In an interview with the Smithsonian Jazz Oral History Program, Shorter described what he gravitates to in music: “Struggle and victory. Struggle and victory and overcoming…or a question mark. A question mark in music. I’m listening for something that’s saying, 'No beginning, no end.’”
Shorter's musical pursuits started on the clarinet, at age 16, evolving to the tenor saxophone soon thereafter. Shorter majored in music education at New York University from 1956 to 1958, working for a short while with Horace Silver in 1956. After serving in the Army, he joined Maynard Ferguson's band for a couple of months in 1959, followed by one of his most fruitful jobs: playing with Art Blakey's Jazz Messengers. He remained in the Messengers until 1964, establishing himself as both composer and saxophonist, and began making his own records, first for Vee Jay, then for the Blue Note label. His three releases for Blue Note in 1964, Night Dreamer, Juju, and Speak No Evil, are considered the quintessential Blue Note sound: sophisticated structures and rhythms, strong melodies, and exceptional playing.
He left Blakey in 1964 to assume another productive affiliation with the Miles Davis Quintet, where he remained until 1970. While with Davis, he further solidified his position as one of the most intriguing composers of his time, contributing tunes such as "Nefertiti," "Fall," "ESP," "Paraphernalia," and "Sanctuary." He also developed his sound, a mixture of technique and emotion, able to find the appropriate mood in his playing to fit the song.
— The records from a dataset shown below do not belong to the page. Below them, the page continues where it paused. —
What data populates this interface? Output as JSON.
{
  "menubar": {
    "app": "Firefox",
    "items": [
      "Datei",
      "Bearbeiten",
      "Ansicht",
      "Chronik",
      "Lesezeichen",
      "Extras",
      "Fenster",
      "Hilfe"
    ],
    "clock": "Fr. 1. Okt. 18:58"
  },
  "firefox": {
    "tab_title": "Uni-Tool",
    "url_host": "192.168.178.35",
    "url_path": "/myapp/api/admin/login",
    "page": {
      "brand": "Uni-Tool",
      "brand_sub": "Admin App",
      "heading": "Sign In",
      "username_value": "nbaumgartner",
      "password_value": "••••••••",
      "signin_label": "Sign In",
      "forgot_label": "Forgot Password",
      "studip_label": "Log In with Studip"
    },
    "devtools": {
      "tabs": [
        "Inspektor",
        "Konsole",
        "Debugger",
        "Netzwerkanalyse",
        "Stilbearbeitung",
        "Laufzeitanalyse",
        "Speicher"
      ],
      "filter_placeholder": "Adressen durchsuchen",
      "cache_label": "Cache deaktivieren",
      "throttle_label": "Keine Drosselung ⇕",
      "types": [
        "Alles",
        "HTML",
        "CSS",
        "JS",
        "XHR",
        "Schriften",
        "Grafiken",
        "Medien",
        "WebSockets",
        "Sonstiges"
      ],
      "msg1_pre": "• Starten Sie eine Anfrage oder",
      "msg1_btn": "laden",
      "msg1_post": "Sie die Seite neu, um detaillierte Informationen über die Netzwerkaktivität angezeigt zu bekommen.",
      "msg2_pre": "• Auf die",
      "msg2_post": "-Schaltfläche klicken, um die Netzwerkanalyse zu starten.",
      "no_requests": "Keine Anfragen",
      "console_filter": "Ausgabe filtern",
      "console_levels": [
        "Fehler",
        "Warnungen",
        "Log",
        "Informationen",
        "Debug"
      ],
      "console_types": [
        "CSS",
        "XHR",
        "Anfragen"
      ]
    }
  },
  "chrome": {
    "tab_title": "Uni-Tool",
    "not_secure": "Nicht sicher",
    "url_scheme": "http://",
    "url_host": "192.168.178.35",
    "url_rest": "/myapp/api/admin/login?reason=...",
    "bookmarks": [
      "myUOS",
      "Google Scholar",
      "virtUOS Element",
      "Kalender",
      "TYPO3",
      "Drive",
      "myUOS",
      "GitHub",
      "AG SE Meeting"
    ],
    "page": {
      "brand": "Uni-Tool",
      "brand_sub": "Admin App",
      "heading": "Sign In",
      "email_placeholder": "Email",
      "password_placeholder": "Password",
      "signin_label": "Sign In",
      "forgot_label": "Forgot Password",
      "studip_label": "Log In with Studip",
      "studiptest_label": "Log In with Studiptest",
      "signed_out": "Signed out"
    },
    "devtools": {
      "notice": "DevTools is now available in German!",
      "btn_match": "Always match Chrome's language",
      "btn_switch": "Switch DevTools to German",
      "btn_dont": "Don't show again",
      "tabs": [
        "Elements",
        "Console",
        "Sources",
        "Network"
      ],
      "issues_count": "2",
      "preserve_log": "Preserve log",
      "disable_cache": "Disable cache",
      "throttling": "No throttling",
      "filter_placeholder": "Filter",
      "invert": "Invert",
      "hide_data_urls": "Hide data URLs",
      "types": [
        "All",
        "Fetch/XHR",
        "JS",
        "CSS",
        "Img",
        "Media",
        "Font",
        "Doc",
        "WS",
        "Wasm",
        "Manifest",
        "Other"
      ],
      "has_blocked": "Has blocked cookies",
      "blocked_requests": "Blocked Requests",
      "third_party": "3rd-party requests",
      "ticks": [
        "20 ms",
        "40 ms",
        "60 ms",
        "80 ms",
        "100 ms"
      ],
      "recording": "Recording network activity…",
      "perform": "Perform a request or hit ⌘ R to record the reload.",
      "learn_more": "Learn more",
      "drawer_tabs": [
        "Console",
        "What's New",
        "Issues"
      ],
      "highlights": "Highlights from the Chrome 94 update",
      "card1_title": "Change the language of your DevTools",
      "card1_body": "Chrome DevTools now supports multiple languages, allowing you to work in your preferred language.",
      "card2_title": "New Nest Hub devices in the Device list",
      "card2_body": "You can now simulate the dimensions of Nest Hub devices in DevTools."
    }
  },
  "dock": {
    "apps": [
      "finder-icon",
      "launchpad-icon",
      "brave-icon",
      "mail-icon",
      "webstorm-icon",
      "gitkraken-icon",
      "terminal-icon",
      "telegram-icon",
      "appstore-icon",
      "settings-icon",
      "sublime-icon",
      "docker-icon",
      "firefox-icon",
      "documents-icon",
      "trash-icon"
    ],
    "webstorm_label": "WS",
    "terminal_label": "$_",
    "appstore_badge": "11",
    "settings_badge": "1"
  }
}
During the latter stages of his tenure with Davis, he took up the soprano saxophone, which thereafter often became his principal horn. In 1971, he and pianist Joe Zawinul, who also had been part of Davis' recording sessions in the late-1960s to early-1970s, formed one of the pioneering jazz fusion bands, Weather Report. The band stayed together for 15 years through several different permutations, engaging electronics and numerous ethnic influences and furthering Shorter's reputation as a composer. The band scored a major hit, "Birdland," in 1977 on their bestselling record, Heavy Weather.
After the breakup of Weather Report, Shorter made occasional recordings and tours, continuing to write intriguing music based on the influences from other musical cultures. His work was a major influence on the generations of musicians who have entered the scene since the 1970s. In 2001, he began touring and releasing recordings with a new quartet comprising Danilo Pérez on piano, John Patitucci on bass, and Brian Blade on drums. In 2016, Shorter was named a Guggenheim Fellow, and he was a 2018 Kennedy Center Honoree.
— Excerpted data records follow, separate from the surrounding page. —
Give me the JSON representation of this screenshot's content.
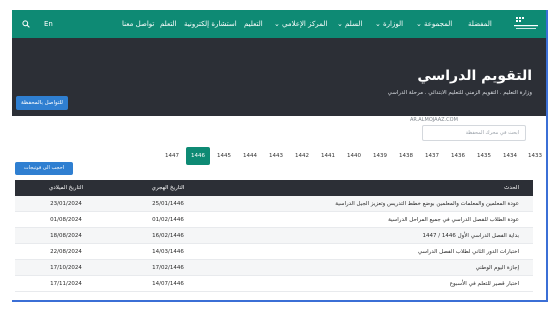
{
  "nav": {
    "items": [
      "المفضلة",
      "المجموعة",
      "الوزارة",
      "السلم",
      "المركز الإعلامي",
      "التعليم",
      "استشارة إلكترونية",
      "التعلم",
      "تواصل معنا"
    ],
    "lang": "En"
  },
  "header": {
    "title": "التقويم الدراسي",
    "breadcrumb": "وزارة التعليم . التقويم الزمني للتعليم الابتدائي . مرحلة الدراسي",
    "share_label": "للتواصل بالمحفظة"
  },
  "search": {
    "placeholder": "ابحث في محرك المحفظة"
  },
  "watermark": "AR.ALMOJAAZ.COM",
  "years": [
    "1447",
    "1446",
    "1445",
    "1444",
    "1443",
    "1442",
    "1441",
    "1440",
    "1439",
    "1438",
    "1437",
    "1436",
    "1435",
    "1434",
    "1433"
  ],
  "active_year": "1446",
  "bulk_label": "احجب الى فوتيجات",
  "table": {
    "headers": {
      "event": "الحدث",
      "hijri": "التاريخ الهجري",
      "greg": "التاريخ الميلادي"
    },
    "rows": [
      {
        "event": "عودة المعلمين والمعلمات والمعلمين بوضع خطط التدريس وتعزيز الجيل الدراسية",
        "hijri": "25/01/1446",
        "greg": "23/01/2024"
      },
      {
        "event": "عودة الطلاب للفصل الدراسي في جميع المراحل الدراسية",
        "hijri": "01/02/1446",
        "greg": "01/08/2024"
      },
      {
        "event": "بداية الفصل الدراسي الأول 1446 / 1447",
        "hijri": "16/02/1446",
        "greg": "18/08/2024"
      },
      {
        "event": "اختبارات الدور الثاني لطلاب الفصل الدراسي",
        "hijri": "14/03/1446",
        "greg": "22/08/2024"
      },
      {
        "event": "إجازة اليوم الوطني",
        "hijri": "17/02/1446",
        "greg": "17/10/2024"
      },
      {
        "event": "اختبار قصير للتعلم في الأسبوع",
        "hijri": "14/07/1446",
        "greg": "17/11/2024"
      }
    ]
  }
}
Shorter, who originally studied as a visual artist, pursued the visual arts as well as music throughout his life. In 2018, at age 85, he released his final album, Emanon, which included his own science fiction comic, written with Monica Sly and illustrated by Randy DuBurke.
In 2021, Shorter composed an opera called Iphigenia, with a libretto by esperanza spalding and set designs from architect Frank Gehry, which premiered at the John F. Kennedy Center for the Performing Arts to rave reviews.